La Società Italiana di Genetica Umana (SIGU) consiglia di eseguire l'indagine citogenetica sul liquido amniotico analizzando almeno 16 metefasi provenienti da 12 colonie. Ciò consente di escludere le anomalie cromosomiche "a mosaico", quando sono presenti in percentuali superiori al 30 %.
Naturalmente la presenza di un cariotipo normale e la normalità delle analisi biochimiche nel liquido amniotico non esclude completamente l'evenienza che il feto possa avere forme di ritardo mentale od anomalie congenite dovute ad altre cause, come, ad esempio, le anomalie genetiche o le malformazioni non legate ad alterazioni dei cromosomi.

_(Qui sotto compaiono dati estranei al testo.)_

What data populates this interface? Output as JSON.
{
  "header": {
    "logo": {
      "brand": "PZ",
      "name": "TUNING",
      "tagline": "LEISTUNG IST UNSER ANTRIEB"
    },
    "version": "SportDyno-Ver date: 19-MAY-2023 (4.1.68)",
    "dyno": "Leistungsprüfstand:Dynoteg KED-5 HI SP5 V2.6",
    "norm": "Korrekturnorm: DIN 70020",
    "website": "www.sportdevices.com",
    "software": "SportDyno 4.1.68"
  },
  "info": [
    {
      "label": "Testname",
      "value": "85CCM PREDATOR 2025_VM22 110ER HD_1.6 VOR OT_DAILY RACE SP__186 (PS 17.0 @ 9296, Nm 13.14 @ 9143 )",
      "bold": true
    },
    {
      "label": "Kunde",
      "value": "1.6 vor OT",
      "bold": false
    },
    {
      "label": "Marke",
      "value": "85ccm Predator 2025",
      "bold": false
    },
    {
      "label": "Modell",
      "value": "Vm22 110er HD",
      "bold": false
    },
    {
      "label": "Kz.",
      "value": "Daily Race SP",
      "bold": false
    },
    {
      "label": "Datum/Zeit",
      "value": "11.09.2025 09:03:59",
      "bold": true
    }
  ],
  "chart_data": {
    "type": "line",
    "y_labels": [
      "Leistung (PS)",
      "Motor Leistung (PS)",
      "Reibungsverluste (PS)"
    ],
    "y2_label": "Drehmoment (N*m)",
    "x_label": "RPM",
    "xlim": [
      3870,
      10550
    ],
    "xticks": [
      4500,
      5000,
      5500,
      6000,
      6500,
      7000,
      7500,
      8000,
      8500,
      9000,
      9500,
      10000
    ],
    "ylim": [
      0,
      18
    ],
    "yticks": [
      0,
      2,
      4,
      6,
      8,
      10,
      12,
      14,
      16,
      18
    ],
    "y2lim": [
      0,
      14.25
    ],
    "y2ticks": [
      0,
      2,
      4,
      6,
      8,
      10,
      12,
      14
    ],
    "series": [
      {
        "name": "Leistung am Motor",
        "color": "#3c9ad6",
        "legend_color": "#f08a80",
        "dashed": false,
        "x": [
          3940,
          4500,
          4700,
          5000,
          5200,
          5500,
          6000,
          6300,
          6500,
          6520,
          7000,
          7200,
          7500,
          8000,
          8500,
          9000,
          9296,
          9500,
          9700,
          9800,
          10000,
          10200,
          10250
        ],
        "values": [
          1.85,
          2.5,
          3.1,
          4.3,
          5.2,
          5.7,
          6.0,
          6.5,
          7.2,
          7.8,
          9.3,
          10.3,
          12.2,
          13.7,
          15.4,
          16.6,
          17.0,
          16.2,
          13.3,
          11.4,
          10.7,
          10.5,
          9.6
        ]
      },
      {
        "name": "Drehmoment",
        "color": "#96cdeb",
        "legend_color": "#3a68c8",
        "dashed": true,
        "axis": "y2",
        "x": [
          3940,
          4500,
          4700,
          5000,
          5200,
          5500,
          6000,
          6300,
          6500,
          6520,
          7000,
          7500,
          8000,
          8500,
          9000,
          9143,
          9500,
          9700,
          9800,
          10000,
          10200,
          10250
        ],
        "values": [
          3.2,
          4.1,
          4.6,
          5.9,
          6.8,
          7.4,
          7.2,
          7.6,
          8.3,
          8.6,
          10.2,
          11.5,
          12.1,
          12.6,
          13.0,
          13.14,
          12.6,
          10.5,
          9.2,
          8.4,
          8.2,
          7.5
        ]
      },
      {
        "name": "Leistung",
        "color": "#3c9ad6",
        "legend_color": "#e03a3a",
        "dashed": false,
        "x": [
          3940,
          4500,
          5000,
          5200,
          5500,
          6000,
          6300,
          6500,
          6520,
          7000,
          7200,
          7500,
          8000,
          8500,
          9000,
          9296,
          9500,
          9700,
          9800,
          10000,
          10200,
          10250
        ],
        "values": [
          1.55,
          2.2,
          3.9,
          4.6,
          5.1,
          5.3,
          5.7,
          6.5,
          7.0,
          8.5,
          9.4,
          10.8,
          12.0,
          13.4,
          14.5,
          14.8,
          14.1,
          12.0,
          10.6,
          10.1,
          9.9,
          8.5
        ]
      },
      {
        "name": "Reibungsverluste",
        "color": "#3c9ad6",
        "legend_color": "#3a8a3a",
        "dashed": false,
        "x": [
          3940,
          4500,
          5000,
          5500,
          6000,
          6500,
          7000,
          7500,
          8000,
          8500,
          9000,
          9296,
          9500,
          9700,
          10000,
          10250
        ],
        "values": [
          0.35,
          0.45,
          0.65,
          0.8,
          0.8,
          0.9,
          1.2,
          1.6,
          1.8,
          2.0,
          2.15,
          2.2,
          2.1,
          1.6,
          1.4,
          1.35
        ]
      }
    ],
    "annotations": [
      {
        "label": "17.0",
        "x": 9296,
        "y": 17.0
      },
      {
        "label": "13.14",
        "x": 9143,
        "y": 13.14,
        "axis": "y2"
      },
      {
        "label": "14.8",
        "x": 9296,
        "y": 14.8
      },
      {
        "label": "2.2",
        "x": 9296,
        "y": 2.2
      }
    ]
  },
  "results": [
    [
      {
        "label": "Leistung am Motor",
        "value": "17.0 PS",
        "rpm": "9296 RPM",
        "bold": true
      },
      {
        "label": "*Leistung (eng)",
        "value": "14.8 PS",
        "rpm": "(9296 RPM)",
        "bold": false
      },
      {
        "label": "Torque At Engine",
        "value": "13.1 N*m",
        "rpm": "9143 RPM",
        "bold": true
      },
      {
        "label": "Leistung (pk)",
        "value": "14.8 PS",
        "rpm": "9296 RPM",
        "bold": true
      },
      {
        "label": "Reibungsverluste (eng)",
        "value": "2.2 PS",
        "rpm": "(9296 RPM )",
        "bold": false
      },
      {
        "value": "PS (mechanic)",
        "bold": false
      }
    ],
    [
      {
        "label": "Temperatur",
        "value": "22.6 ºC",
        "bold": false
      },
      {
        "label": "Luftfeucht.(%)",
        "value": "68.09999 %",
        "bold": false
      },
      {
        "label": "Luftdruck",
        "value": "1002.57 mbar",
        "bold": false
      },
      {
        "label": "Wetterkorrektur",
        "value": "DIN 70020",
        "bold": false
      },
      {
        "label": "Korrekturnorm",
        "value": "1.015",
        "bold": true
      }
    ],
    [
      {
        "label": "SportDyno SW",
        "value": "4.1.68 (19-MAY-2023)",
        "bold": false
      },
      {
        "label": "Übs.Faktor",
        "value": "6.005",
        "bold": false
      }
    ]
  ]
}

Infine la possibilità che si verifichi un insuccesso della coltura delle cellule fetali - per cui potrebbe rendersi necessaria la ripetizione del prelievo - è intorno allo 0,5 % e cioè circa 5 casi ogni 1.000 analisi.
Nel II trimestre di gravidanza, periodo nel quale generalmente viene effettuata l'amniocentesi, l'abortività spontanea viene stimata intorno all' 1 %, in una popolazione di gravide considerate "a basso rischio ostetrico" [studio randomizzato danese: Tabor et alii, Lancet 1:1287, 1986].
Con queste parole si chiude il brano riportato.